Romans made in New York - Arte


Jeudi. Après un film de Woody Allen, documentaire très excitant sur le roman new-yorkais.

Les interviews sont inégales : Jay McInerney ne sert à rien sinon à parler de lui au passé : oui moi et Bret on a fait les 400 coups. A côté de ça sa littérature est indigente. Il faut choisir.
Jonathan Safran Foer a le discours le plus lucide, ses réponses sont absolument séduisantes. Je me souviens avoir entamé sans jamais finir Tout est illuminé, pourtant c'était pas mal, je comprends pas pourquoi j'ai arrêté, si quelqu'un s'en souvient. Avec Julie on réutilisait une expression du livre "disséminer ses numéraires", ce qui voulait dire "dépenser son argent", le livre est très spécial, tout est basé sur un langage complètement réinventé, enfin l'histoire est plutôt compliqué et fait l'effet d'une mise en abîme puisqu'écrit par le traducteur de l'écrivain. Il y a un film avec Elijah Wood. Safran Foer ou le new-yorkais qui trouve que Jay McInerney et Bret Easton Ellis "sont des écrivains faciles" et dont on ne se souviendra pas dans 20, 30 ans. Comment peut-on ne pas aimer un tel mec ? Je crois que c'est le premier homme que je rencontre et qui n'aime pas BEE. Ce mec c'est moi en mec, c'est ma vision de la littérature et de l'écriture. Sauf que sa nana arrive un peu plus tard dans le documentaire, elle s'appelle Nicole Krauss, son Histoire de l'amour repose en paix sur ma table de nuit, pas loin du Tout est illuminé. 2,30€ chez Boulinier, en nrf, impeccable. En feuilletant ça m'a paru fade mais trop de bon retour pour ne pas être tentée, son discours n'est pas convaincant, oscille entre lucidité et banalité. Je lui accorde le bénéfice du doute.
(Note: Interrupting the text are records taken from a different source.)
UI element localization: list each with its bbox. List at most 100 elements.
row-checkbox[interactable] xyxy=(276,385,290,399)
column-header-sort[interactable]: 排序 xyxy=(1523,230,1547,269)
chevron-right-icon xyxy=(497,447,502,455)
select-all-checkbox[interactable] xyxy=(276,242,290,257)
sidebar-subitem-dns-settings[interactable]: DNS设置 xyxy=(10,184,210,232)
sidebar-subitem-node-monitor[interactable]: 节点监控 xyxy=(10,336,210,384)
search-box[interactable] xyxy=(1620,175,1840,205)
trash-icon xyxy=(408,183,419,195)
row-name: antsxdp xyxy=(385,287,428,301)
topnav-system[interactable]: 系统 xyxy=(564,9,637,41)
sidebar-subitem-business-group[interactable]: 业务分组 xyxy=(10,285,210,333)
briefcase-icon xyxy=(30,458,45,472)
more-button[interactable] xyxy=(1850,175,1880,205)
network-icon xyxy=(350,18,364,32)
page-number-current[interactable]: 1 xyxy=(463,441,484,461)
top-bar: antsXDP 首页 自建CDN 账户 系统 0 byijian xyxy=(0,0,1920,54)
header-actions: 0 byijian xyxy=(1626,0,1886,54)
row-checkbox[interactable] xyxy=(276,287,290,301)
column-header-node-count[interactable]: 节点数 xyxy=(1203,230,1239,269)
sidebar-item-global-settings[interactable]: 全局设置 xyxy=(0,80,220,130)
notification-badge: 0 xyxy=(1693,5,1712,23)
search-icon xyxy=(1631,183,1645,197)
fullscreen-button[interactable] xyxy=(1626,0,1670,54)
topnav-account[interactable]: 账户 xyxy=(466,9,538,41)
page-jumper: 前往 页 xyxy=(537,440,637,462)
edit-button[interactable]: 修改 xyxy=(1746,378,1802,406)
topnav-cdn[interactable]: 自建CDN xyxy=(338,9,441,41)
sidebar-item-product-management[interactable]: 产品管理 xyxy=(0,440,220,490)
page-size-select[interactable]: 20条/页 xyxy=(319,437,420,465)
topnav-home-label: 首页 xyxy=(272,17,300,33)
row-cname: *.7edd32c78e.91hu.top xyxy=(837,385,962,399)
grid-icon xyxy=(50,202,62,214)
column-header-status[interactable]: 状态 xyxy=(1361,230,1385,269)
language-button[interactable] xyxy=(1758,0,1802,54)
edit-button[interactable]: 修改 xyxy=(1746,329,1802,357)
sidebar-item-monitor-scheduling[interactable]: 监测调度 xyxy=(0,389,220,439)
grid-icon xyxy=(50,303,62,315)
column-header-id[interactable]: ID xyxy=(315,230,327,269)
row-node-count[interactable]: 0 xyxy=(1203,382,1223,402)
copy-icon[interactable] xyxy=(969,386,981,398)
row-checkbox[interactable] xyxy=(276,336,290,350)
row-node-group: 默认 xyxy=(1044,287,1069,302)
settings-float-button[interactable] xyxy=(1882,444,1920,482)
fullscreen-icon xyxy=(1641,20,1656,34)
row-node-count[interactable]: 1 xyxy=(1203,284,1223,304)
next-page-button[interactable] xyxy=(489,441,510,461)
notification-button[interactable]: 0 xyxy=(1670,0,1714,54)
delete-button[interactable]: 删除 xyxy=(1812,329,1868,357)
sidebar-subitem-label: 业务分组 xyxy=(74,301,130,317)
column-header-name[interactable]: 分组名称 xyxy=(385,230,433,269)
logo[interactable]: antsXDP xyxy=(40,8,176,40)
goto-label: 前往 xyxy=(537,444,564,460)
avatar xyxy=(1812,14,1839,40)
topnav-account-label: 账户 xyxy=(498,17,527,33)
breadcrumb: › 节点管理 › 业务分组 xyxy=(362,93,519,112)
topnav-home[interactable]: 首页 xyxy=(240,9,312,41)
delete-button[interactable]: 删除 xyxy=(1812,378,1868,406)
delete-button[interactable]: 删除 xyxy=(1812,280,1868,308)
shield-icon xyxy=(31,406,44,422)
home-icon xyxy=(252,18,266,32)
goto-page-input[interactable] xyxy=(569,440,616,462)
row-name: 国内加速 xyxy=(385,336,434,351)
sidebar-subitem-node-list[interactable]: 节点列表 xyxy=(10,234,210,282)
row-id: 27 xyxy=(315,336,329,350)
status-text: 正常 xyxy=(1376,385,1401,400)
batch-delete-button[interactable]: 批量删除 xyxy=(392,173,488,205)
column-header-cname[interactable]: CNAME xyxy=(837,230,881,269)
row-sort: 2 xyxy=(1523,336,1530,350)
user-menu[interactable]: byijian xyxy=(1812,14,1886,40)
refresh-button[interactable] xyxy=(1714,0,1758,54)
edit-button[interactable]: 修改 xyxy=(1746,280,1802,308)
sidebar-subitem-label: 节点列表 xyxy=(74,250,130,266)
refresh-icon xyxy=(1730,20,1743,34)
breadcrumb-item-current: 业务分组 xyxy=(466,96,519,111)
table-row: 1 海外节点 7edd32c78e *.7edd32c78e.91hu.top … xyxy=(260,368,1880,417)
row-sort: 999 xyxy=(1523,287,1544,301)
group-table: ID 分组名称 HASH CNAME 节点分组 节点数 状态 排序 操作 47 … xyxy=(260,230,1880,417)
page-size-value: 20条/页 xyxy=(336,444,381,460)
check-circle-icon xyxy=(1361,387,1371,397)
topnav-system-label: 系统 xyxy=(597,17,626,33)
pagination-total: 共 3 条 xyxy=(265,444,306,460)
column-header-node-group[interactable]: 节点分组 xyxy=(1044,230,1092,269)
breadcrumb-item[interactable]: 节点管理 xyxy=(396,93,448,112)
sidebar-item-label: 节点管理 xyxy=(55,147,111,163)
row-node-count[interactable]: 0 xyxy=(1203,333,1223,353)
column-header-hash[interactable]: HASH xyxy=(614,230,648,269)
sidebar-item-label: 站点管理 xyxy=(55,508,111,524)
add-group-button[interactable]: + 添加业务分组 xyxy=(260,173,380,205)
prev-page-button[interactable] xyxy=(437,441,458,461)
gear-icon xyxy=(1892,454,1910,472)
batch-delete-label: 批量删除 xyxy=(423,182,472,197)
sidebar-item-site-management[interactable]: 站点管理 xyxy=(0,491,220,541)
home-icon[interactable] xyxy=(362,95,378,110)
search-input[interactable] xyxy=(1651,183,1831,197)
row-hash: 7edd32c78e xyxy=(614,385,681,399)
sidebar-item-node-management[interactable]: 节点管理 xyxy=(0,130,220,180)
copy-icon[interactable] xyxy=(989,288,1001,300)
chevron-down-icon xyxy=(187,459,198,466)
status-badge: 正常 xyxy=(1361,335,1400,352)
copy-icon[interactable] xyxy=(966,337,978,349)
Vous trouverez aussi Rick Moody et Jonathan Franzen, rappelez moi qu'il faut que je pense à les lire un jour. Le premier est marrant, quand la journaliste lui dit "il y a beaucoup d'écrivains habitant Brooklyn", il répond "si je jette d'ici une pierre par la fenêtre elle touchera un écrivain".
Petit passage sur le 11 septembre, inévitable.